Friday, February 12, 2016

iCloud Is Too Opaque

Manton Reece:

Last night, Federico Viticci tweeted that he lost a draft blog post he was working on because of an iCloud problem:

“Just lost 1.5k words I had prepared for tomorrow because I wanted to try iCloud sync instead of Dropbox this week.”


I hear that people love iCloud Photo Library and Notes, and that the quality of these apps and companion services has significantly improved. That’s great. (I also think that CloudKit is clearly the best thing Apple has built for syncing yet.)

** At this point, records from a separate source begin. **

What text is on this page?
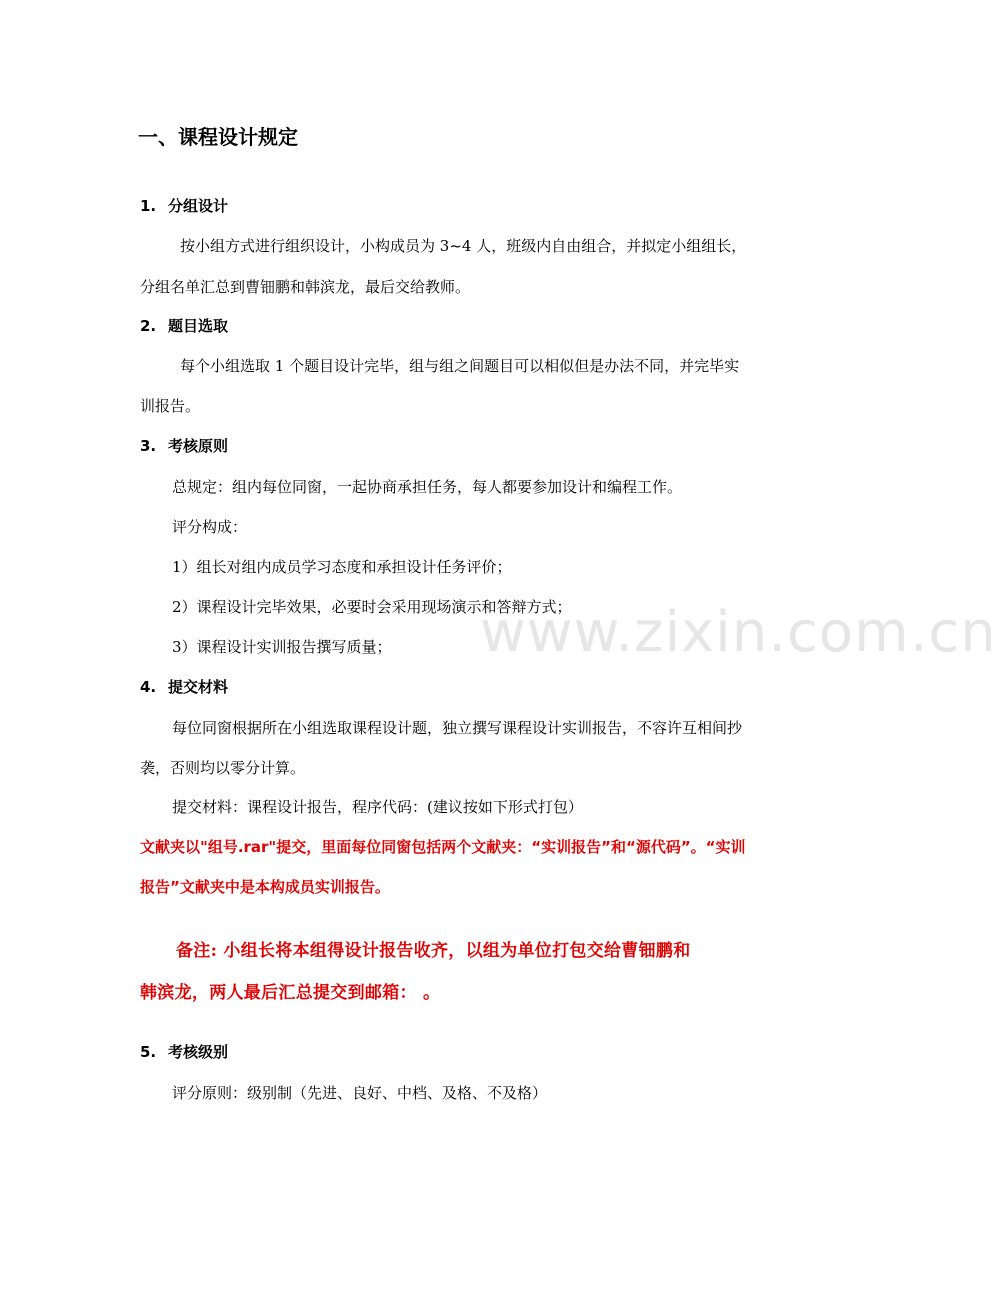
www.zixin.com.cn
一、课程设计规定
1. 分组设计
按小组方式进行组织设计，小构成员为 3~4 人，班级内自由组合，并拟定小组组长，
分组名单汇总到曹钿鹏和韩滨龙，最后交给教师。
2. 题目选取
每个小组选取 1 个题目设计完毕，组与组之间题目可以相似但是办法不同，并完毕实
训报告。
3. 考核原则
总规定：组内每位同窗，一起协商承担任务，每人都要参加设计和编程工作。
评分构成：
1）组长对组内成员学习态度和承担设计任务评价；
2）课程设计完毕效果，必要时会采用现场演示和答辩方式；
3）课程设计实训报告撰写质量；
4. 提交材料
每位同窗根据所在小组选取课程设计题，独立撰写课程设计实训报告，不容许互相间抄
袭，否则均以零分计算。
提交材料：课程设计报告，程序代码：(建议按如下形式打包）
文献夹以"组号.rar"提交，里面每位同窗包括两个文献夹：“实训报告”和“源代码”。“实训
报告”文献夹中是本构成员实训报告。
备注: 小组长将本组得设计报告收齐，以组为单位打包交给曹钿鹏和
韩滨龙，两人最后汇总提交到邮箱： 。
5. 考核级别
评分原则：级别制（先进、良好、中档、及格、不及格）
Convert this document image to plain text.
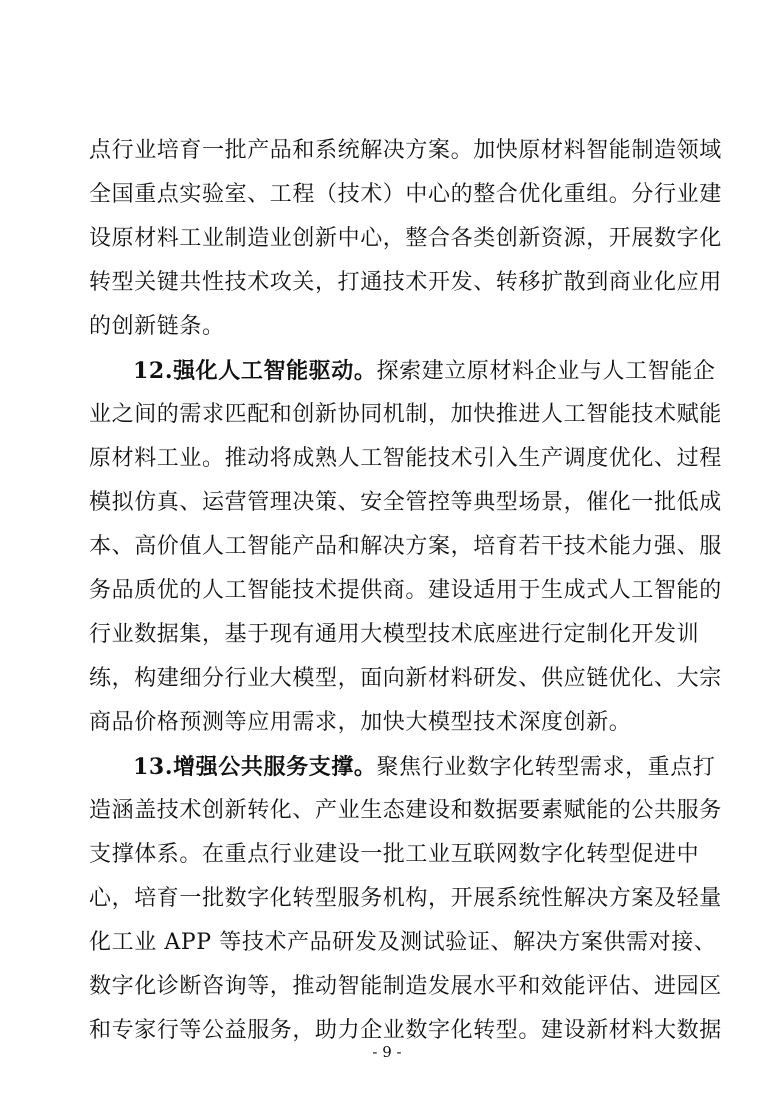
点行业培育一批产品和系统解决方案。加快原材料智能制造领域
全国重点实验室、工程（技术）中心的整合优化重组。分行业建
设原材料工业制造业创新中心，整合各类创新资源，开展数字化
转型关键共性技术攻关，打通技术开发、转移扩散到商业化应用
的创新链条。
12.强化人工智能驱动。探索建立原材料企业与人工智能企
业之间的需求匹配和创新协同机制，加快推进人工智能技术赋能
原材料工业。推动将成熟人工智能技术引入生产调度优化、过程
模拟仿真、运营管理决策、安全管控等典型场景，催化一批低成
本、高价值人工智能产品和解决方案，培育若干技术能力强、服
务品质优的人工智能技术提供商。建设适用于生成式人工智能的
行业数据集，基于现有通用大模型技术底座进行定制化开发训
练，构建细分行业大模型，面向新材料研发、供应链优化、大宗
商品价格预测等应用需求，加快大模型技术深度创新。
13.增强公共服务支撑。聚焦行业数字化转型需求，重点打
造涵盖技术创新转化、产业生态建设和数据要素赋能的公共服务
支撑体系。在重点行业建设一批工业互联网数字化转型促进中
心，培育一批数字化转型服务机构，开展系统性解决方案及轻量
化工业 APP 等技术产品研发及测试验证、解决方案供需对接、
数字化诊断咨询等，推动智能制造发展水平和效能评估、进园区
和专家行等公益服务，助力企业数字化转型。建设新材料大数据
- 9 -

But to me, it doesn’t matter if it’s reliable or fast, or even if it “always” works. It only matters if I trust it when something goes wrong. Conceptually I’m not sure iCloud will ever get there for me.

Update (2016-02-12): Paul Jones:

I migrated to a Dropbox and Adobe Lightroom based workflow because of performance, reliability, power, and predictability. Perhaps Photos is simpler and more convenient for most consumers, but it just is too risky and too opaque for me.

4 Comments RSS · Twitter

Most of peoples complaints about iCloud could be resolved if they just had a place in settings that allowed one to "make this the master and copy everything here to every other device." Having some sort of versioning for deleted items would resolve the rest.

The issue is primarily that there's no way to solve things. Apple could completely maintain its simplicity by having these out of the way settings.

I have never lost data using iCloud. My big complaint is speed. Photo Stream takes 2-3 days to update my MacBook with photos I take in iOS - now, when I need a photo, I mail it to myself, as I the good ol days. This week I had trouble sharing between PDF Scanner and 1password, both using iCloud; I switched them both to Dropbox sharing - it just worked!

I remember when Google Maps first came out - it didn't always work perfectly, but was still the best option at the time. Apple Maps also didn't work perfectly when it first rolled out, but it has improved over time. And again, MobileMe didn't work well when it first rolled out, and now iCloud has replaced it - and it is a much better product. Manton Reece brings up a very good point - it isn't the fact that a product isn't perfect that is the problem, it is the fact that it still isn't perceived as something that one can rely on. And this is where it hurts Apple the most. The company's focus on maintaining the brand name has affected its ability to produce quality products developed over a "reasonable" amount of time. It pushes software according to a timeline, and quality ends up being a casualty. At least it is still a secure OS.

"At least it is still a secure OS."

You should probably strike "secure" and replace it with "safe". There is not really any secure OS out there.